Shape contrast: a global mechanism?

We investigated whether a shape contrast bias is caused by local contrast enhancement or by a global mechanism. In a baseline condition, observers performed a shape discrimination task on an isolated hinged plane. But in the experimental conditions, five dihedral surfaces, of which we varied the dihedral angle distribution, were added on each side. Shape perception was influenced not only by the adjacent surface but also by the mean of the shape distribution in the extended surround. Thus, shape contrast is not locally determined and has to be understood from a global mechanism. We propose divisive normalization of shape signals as such a mechanism.

Uncertainty reveals surround modulation of shape.

Noisy estimations of shape can be partially resolved by incorporating relevant information from the context. The effect of surround stimuli on shape perception becomes clear in illusions of shape contrast and assimilation. In this study, we answer the question how a surround-induced bias depends on the reliability of shape signals. This way, we assess the processes by which an observer incorporates relevant data from the context into the shape estimate. We selectively added visual noise to the center and surround and compared a bias in shape perception with a control condition where no noise was added. In the conditions where shape and surround stimuli were well defined, we found a shape-contrast bias. When the surround stimuli were degraded, this contrast bias decreased. Most interestingly, when the central shape was degraded, an assimilation bias was observed. This bias was larger when the entire stimulus was degraded compared to when only the central shape was degraded. This suggests that shape contrast is the result of inference processes relying on local representations in early visual areas whereas assimilation is related to inference processes by global representations in higher visual areas.

Perception of 3D shape in context: contrast and assimilation.

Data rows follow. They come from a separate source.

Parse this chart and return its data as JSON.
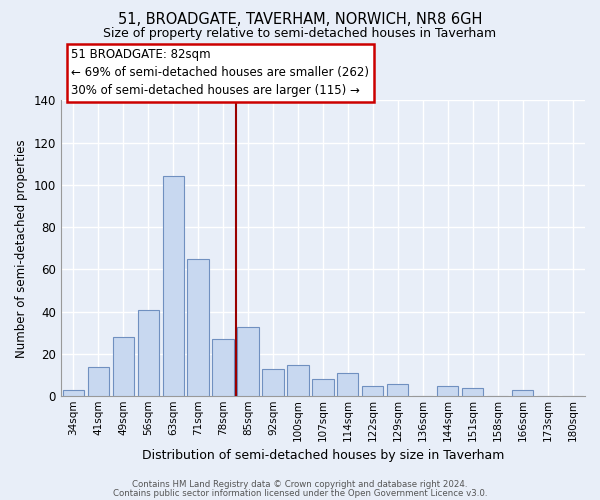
{
  "title": "51, BROADGATE, TAVERHAM, NORWICH, NR8 6GH",
  "subtitle": "Size of property relative to semi-detached houses in Taverham",
  "xlabel": "Distribution of semi-detached houses by size in Taverham",
  "ylabel": "Number of semi-detached properties",
  "bar_color": "#c8d8f0",
  "bar_edge_color": "#7090c0",
  "categories": [
    "34sqm",
    "41sqm",
    "49sqm",
    "56sqm",
    "63sqm",
    "71sqm",
    "78sqm",
    "85sqm",
    "92sqm",
    "100sqm",
    "107sqm",
    "114sqm",
    "122sqm",
    "129sqm",
    "136sqm",
    "144sqm",
    "151sqm",
    "158sqm",
    "166sqm",
    "173sqm",
    "180sqm"
  ],
  "values": [
    3,
    14,
    28,
    41,
    104,
    65,
    27,
    33,
    13,
    15,
    8,
    11,
    5,
    6,
    0,
    5,
    4,
    0,
    3,
    0,
    0
  ],
  "ylim": [
    0,
    140
  ],
  "yticks": [
    0,
    20,
    40,
    60,
    80,
    100,
    120,
    140
  ],
  "annotation_line1": "51 BROADGATE: 82sqm",
  "annotation_line2": "← 69% of semi-detached houses are smaller (262)",
  "annotation_line3": "30% of semi-detached houses are larger (115) →",
  "vline_x": 6.5,
  "footer1": "Contains HM Land Registry data © Crown copyright and database right 2024.",
  "footer2": "Contains public sector information licensed under the Open Government Licence v3.0.",
  "background_color": "#e8eef8",
  "grid_color": "#ffffff",
  "title_fontsize": 10.5,
  "subtitle_fontsize": 9,
  "vline_color": "#990000",
  "annotation_box_color": "#cc0000"
}
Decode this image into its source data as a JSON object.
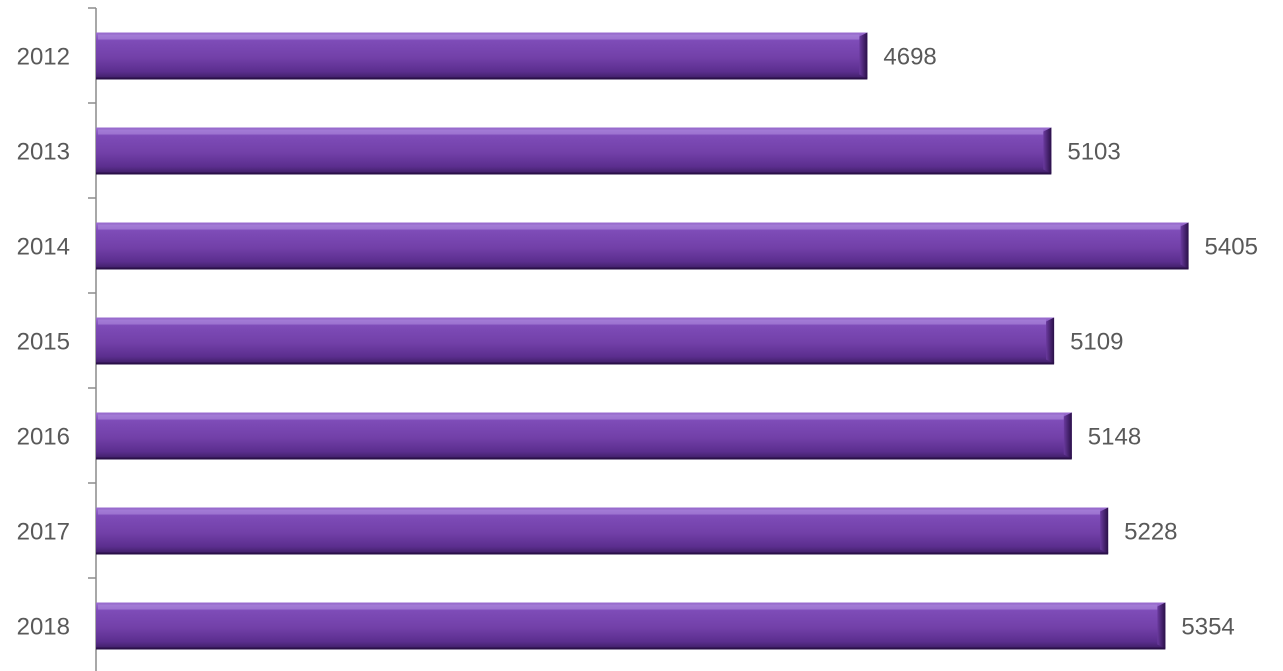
{
  "chart_data": {
    "type": "bar",
    "orientation": "horizontal",
    "categories": [
      "2012",
      "2013",
      "2014",
      "2015",
      "2016",
      "2017",
      "2018"
    ],
    "values": [
      4698,
      5103,
      5405,
      5109,
      5148,
      5228,
      5354
    ],
    "data_labels": [
      "4698",
      "5103",
      "5405",
      "5109",
      "5148",
      "5228",
      "5354"
    ],
    "title": "",
    "xlabel": "",
    "ylabel": "",
    "xlim": [
      3000,
      5450
    ],
    "grid": false,
    "legend": "none",
    "colors": {
      "bar_top": "#9b6fd0",
      "bar_main": "#7240a8",
      "bar_bottom": "#3f1e66",
      "bar_end": "#2a1048",
      "axis": "#8c8c8c",
      "label": "#595959"
    }
  }
}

Whereas integration of shape and surround is held to occur through cue-dependent representations, we show that both cue-invariant and cue-dependent representations are involved. A central hinged plane and larger flanking plane were defined by either binocular disparity or motion. In a 'within-cue' condition, shape and surround were defined by the same cue and in a 'cross-cue' condition they were defined by a different cue. Observers compared the dihedral angle of the central shape with a constant reference. When the central shape was defined by disparity, the surround stimuli invoked a contrast bias in the within-cue condition, but shape assimilation occurred in the cross-cue condition. When the central shape was defined by motion there were overall no significant results, but if a contrast bias was observed, it was in the within-cue condition where integration could occur through cue-dependent representations.